Although it is controversial whether TPP (Thrombotic thrombocytopenic purpura - also called Moschcowitz syndrome) and HUS(Hemolytic uremic syndrome - also called Gasser syndrome) are separate entities or a spectrum of disease with different organ manifestations, both lead to microangiopathic hemolytic anemia with acute onset thrombocytopenia, and varying degrees of endothelial damage in different organs (Webster K et al. 2014). Extrinsic and intrinsic coagulation tests are unremarkable (INR, aPTT).

Literature
This section has been translated automatically.
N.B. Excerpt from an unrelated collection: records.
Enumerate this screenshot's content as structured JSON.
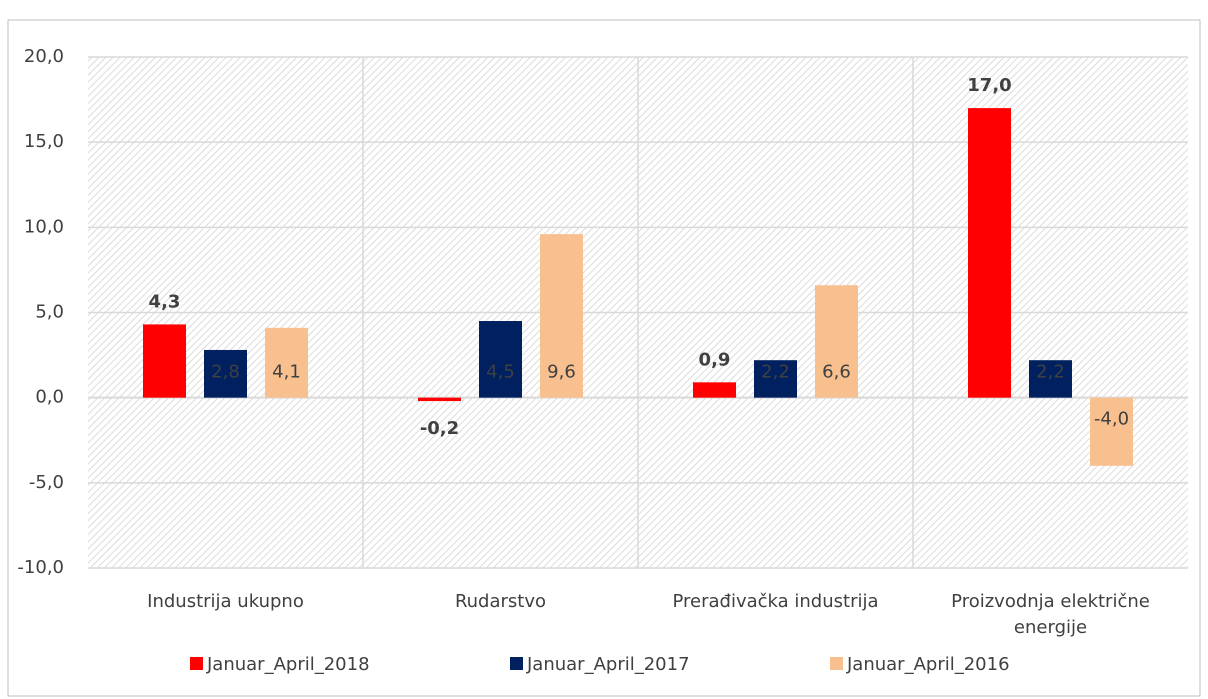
{
  "chart_data": {
    "type": "bar",
    "categories": [
      "Industrija ukupno",
      "Rudarstvo",
      "Prerađivačka industrija",
      "Proizvodnja električne energije"
    ],
    "series": [
      {
        "name": "Januar_April_2018",
        "color": "#ff0000",
        "values": [
          4.3,
          -0.2,
          0.9,
          17.0
        ],
        "value_labels": [
          "4,3",
          "-0,2",
          "0,9",
          "17,0"
        ]
      },
      {
        "name": "Januar_April_2017",
        "color": "#002060",
        "values": [
          2.8,
          4.5,
          2.2,
          2.2
        ],
        "value_labels": [
          "2,8",
          "4,5",
          "2,2",
          "2,2"
        ]
      },
      {
        "name": "Januar_April_2016",
        "color": "#f8bf8f",
        "values": [
          4.1,
          9.6,
          6.6,
          -4.0
        ],
        "value_labels": [
          "4,1",
          "9,6",
          "6,6",
          "-4,0"
        ]
      }
    ],
    "ylim": [
      -10,
      20
    ],
    "yticks": [
      {
        "value": -10,
        "label": "-10,0"
      },
      {
        "value": -5,
        "label": "-5,0"
      },
      {
        "value": 0,
        "label": "0,0"
      },
      {
        "value": 5,
        "label": "5,0"
      },
      {
        "value": 10,
        "label": "10,0"
      },
      {
        "value": 15,
        "label": "15,0"
      },
      {
        "value": 20,
        "label": "20,0"
      }
    ],
    "grid": true,
    "legend": "bottom"
  }
}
  1. Béranger N et al. (2019) Loss of von Willebrand factor high-molecular-weight multimers at acute phase is associated with detectable anti-ADAMTS13 IgG and neurological symptoms in acquired thrombotic thrombocytopenic purpura. Thromb Res 181:29-35.
  2. Joly BS et al (2019) An update on pathogenesis and diagnosis of thrombotic thrombocytopenic purpura. Expert Rev Hematol 12:383-395.
  3. Kremer Hovinga JA et al (2017) Thrombotic thrombocytopenic purpura. Nat Rev Dis Primers 6:437-454.
  4. Kubo M et al (2020) Diagnosis and treatment of thrombotic thrombocytopenic purpura. Rinsho Ketsueki 61:529-535.
  5. Kuhne T et al (2001) Intercontinental Childhood ITP Study Group. Newly diagnosed idiopathic thrombocytopenic purpura in childhood: an observational study. Lancet 358: 2122-2155
  6. Meissner T (2020) Cablivi® prevents organ ischemia: acquired thrombotic thrombocytopenic purpura. MMW Fortschr Med 162:64.
  7. Moschcowitz E (1925) An acute febrile pleiochromic anemia with hyaline thrombosis of the terminal arterioles and capillaries. Arch Intern Med 36: 89-93
  8. Nzerue CM (2002) Thrombotic microangiopathies. N Engl J Med 347: 2171-2773.
  9. Page EE et al. (2017) Thrombotic thrombocytopenic purpura: diagnostic criteria, clinical features, andlong-term outcomes from 1995 through 2015. Blood Adv 1:590-600.
  10. Webster K et al (2014) Hemolytic uremic syndrome. Handb Clin Neurol 120:1113-1123.
  11. Zheng X et al (2003) Remission of chronic thrombotic thrombocytopenic purpura after treatment with cyclophosphamide and rituximab. Ann Intern Med 138: 105-108

Disclaimer

Please ask your physician for a reliable diagnosis. This website is only meant as a reference.